Tutto certamente sottoscrivibile e condivisibile, come quando è stato pubblicato l'eponimo video. Se penso però al paragone enologico mi chiedo se una critica professionale e seria sarà mai possibile: chi se non ha interesse a venderti il proprio prodotto o a screditare il concorrente è sul mercato a parlarne con preyesa di cognizione di causa? Si badi bene, non l'amico esperto, non l'opinione più o meno affidabile da forum ma chi si intesta, da sé o per interposizione, questo ruolo.
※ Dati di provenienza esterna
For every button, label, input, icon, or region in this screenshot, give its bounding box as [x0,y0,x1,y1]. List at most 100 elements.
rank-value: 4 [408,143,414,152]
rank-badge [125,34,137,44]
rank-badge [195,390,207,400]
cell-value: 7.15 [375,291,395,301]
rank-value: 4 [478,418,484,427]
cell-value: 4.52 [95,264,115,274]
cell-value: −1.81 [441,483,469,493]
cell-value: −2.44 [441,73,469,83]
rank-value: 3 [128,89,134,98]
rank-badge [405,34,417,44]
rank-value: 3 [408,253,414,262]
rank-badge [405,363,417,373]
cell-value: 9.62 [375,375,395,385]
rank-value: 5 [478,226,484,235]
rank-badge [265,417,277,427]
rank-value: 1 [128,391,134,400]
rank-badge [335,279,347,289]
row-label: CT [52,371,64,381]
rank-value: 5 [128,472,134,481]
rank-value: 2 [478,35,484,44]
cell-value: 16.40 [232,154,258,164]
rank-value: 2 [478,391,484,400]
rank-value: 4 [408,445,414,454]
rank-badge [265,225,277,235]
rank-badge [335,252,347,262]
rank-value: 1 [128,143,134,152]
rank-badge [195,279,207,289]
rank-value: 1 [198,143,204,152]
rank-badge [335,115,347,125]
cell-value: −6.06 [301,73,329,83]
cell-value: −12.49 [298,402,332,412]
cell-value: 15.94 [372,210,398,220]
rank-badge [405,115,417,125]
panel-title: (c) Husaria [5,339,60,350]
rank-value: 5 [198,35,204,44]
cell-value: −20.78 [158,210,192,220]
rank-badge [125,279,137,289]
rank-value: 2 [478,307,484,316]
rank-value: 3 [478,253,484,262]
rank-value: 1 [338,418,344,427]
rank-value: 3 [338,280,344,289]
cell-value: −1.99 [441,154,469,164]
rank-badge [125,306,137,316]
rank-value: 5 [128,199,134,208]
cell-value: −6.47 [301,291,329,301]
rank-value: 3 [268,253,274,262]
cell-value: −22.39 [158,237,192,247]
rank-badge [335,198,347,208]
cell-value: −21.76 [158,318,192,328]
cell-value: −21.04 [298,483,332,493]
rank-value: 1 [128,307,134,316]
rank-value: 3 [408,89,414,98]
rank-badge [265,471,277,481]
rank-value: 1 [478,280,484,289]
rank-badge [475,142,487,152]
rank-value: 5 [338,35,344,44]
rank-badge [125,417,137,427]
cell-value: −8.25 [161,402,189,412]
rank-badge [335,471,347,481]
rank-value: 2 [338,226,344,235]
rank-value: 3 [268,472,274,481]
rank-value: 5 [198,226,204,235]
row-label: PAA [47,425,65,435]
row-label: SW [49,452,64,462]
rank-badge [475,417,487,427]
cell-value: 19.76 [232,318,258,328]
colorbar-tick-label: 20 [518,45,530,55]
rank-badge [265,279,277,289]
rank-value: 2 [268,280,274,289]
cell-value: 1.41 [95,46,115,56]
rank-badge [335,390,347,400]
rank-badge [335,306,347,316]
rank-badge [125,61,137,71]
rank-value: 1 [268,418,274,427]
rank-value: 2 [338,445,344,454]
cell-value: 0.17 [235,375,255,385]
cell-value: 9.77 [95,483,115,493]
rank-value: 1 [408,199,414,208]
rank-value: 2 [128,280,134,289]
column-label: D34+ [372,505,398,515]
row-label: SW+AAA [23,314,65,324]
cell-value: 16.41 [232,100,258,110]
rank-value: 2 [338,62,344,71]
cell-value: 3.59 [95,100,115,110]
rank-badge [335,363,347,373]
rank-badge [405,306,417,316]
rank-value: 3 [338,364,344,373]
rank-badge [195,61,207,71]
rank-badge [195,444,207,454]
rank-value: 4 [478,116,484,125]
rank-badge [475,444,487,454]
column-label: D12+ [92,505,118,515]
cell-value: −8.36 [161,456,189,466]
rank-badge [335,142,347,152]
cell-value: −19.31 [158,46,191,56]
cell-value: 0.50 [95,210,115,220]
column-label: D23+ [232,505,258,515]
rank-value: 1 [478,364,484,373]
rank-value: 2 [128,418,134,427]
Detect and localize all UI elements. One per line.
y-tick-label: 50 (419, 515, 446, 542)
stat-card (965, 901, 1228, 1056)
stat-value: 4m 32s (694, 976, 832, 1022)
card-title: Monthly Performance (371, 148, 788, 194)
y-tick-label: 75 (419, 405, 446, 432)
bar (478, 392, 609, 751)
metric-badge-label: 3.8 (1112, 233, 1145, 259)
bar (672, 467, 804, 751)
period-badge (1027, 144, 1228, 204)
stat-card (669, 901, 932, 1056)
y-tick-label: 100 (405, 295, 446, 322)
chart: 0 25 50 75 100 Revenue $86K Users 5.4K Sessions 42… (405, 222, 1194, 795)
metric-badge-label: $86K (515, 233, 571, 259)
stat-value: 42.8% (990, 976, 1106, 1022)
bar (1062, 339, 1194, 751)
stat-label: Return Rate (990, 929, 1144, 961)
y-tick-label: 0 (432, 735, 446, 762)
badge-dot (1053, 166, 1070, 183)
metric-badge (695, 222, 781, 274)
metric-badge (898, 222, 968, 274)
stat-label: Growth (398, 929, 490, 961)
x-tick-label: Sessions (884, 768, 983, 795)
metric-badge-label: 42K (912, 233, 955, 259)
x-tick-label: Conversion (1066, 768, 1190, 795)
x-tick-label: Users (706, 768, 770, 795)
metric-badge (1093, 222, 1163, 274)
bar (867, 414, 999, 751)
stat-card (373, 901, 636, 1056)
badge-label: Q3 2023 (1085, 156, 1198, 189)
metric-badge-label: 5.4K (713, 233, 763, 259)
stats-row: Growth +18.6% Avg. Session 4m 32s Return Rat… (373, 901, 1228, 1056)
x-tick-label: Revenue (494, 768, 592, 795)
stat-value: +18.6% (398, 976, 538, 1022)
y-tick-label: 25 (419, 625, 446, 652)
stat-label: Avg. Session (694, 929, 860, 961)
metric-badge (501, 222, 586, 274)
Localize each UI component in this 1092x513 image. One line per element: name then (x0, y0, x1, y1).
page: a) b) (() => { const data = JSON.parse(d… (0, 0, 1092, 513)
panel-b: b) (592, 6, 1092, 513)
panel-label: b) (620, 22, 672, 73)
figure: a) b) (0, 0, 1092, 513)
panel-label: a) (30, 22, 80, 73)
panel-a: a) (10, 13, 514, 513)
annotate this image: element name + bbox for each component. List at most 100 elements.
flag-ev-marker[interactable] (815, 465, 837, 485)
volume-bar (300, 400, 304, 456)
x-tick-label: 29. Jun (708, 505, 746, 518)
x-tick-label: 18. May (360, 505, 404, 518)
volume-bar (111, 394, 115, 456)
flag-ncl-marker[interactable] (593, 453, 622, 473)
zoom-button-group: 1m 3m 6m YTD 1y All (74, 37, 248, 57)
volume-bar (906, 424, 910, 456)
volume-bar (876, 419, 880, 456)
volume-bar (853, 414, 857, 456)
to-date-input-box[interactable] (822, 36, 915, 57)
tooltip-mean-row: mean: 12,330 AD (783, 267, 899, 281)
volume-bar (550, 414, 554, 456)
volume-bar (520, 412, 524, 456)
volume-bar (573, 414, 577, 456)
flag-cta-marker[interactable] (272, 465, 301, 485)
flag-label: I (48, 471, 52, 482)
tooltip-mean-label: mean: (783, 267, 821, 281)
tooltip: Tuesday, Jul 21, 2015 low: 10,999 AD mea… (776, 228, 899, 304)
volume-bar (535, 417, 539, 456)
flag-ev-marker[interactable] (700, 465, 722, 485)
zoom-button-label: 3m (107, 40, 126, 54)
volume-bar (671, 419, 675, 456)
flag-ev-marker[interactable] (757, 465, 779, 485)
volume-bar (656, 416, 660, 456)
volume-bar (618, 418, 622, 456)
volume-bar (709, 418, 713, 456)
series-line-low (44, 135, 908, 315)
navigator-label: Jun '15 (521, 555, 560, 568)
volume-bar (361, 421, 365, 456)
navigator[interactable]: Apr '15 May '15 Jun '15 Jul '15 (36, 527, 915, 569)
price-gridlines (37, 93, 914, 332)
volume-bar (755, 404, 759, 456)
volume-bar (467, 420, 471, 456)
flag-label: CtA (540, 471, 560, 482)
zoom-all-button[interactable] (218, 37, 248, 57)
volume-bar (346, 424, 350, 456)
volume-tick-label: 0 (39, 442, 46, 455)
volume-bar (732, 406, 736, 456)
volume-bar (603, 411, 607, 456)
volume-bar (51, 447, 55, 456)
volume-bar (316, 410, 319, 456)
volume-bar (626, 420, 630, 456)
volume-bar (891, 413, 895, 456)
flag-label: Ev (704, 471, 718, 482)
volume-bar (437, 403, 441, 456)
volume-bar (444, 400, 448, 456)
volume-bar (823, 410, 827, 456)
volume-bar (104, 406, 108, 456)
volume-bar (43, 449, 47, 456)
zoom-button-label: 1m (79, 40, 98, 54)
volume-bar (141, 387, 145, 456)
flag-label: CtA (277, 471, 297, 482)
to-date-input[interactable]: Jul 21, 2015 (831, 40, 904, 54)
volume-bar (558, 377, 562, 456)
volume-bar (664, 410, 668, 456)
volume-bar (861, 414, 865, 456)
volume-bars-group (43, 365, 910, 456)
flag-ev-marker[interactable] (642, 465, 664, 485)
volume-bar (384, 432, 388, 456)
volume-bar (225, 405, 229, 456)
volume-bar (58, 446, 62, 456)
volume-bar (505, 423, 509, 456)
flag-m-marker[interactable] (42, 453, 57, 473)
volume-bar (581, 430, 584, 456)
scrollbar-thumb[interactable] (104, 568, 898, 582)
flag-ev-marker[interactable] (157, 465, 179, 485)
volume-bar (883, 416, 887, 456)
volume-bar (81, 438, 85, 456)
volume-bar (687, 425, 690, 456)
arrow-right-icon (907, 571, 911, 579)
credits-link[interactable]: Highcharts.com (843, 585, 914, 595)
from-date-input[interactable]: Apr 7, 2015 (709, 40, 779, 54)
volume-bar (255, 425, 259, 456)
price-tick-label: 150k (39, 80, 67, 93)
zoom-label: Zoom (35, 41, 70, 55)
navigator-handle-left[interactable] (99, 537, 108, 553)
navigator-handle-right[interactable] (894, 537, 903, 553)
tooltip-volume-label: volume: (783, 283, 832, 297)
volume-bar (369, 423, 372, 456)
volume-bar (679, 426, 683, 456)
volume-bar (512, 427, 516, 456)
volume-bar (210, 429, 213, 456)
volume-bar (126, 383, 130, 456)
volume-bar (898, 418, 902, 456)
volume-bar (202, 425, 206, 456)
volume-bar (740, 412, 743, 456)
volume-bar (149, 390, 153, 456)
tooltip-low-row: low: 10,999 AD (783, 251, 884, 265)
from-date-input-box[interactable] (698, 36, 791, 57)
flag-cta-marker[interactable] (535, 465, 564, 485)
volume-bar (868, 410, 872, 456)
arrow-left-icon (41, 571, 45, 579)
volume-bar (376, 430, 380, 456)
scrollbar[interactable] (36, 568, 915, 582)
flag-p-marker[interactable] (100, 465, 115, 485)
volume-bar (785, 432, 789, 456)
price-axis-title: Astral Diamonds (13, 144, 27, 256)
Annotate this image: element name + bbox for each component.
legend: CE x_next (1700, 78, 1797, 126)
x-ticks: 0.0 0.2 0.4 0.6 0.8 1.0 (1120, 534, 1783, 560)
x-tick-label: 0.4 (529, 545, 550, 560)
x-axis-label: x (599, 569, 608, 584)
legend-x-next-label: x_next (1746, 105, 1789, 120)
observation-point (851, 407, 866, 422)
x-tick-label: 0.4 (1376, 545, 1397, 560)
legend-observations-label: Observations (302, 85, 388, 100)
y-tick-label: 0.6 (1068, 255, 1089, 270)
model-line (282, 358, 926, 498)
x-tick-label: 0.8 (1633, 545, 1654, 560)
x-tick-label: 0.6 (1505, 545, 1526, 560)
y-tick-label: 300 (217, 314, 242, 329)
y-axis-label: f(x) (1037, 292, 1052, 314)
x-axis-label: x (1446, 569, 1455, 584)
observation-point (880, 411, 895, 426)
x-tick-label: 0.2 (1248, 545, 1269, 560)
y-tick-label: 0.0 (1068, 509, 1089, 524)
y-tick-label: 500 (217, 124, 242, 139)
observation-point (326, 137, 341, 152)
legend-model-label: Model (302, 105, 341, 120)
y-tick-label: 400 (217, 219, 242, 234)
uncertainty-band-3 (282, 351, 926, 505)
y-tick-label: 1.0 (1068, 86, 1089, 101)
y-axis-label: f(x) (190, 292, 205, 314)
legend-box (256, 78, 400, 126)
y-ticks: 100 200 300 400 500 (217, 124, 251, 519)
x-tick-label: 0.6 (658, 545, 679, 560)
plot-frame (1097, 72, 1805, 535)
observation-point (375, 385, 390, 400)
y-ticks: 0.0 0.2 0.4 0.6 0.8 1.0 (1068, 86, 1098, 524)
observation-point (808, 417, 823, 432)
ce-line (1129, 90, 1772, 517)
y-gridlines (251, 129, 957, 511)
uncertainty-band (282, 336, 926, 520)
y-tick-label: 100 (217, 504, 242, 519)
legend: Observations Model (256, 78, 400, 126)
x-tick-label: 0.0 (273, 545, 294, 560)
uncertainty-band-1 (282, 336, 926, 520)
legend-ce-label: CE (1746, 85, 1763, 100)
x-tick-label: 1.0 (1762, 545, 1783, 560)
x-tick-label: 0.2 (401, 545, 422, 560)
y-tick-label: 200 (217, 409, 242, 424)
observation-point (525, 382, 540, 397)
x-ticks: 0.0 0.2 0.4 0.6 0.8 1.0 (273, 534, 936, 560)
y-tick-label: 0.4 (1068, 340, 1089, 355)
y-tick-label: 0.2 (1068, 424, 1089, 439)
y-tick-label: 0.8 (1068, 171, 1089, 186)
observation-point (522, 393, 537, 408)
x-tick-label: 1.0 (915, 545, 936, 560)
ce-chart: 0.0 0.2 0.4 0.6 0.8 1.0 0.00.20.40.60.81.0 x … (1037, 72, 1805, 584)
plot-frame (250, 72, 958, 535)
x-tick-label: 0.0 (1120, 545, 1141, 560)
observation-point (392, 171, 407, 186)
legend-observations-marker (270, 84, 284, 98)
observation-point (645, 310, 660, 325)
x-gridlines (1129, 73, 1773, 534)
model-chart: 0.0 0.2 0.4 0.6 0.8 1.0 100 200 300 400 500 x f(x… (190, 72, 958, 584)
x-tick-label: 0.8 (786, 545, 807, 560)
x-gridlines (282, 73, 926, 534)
Realisticamente il mecenatismo non è praticabile, benché auspicabile, perché a lungo termine non si sostiene, ci vorrebbe un collettivo nutrito e coinvolto, sicuramente mosso dalla passione ma anche competente nel tempo. Una "Tripadvisor" della critica (per ogni settore, se non si vuole confinare il tema ad uno in particolare), purtroppo sappiamo cosa diventano queste piattaforme. A mio avviso, bisogna far pace con l'esistenza dei gruppi di interesse e i loro conflitti e divenire dei fruitori più consapevoli. Ingenuo, forse, certamente auspicabile ma necessario quando si esce a far la spesa e per il proprio benessere ☺.
Approfondimento sulla critica letteraria.
Giuro che l'autore non è lo stesso di questo articolo, anche se alcuni paragrafi... fanno rima.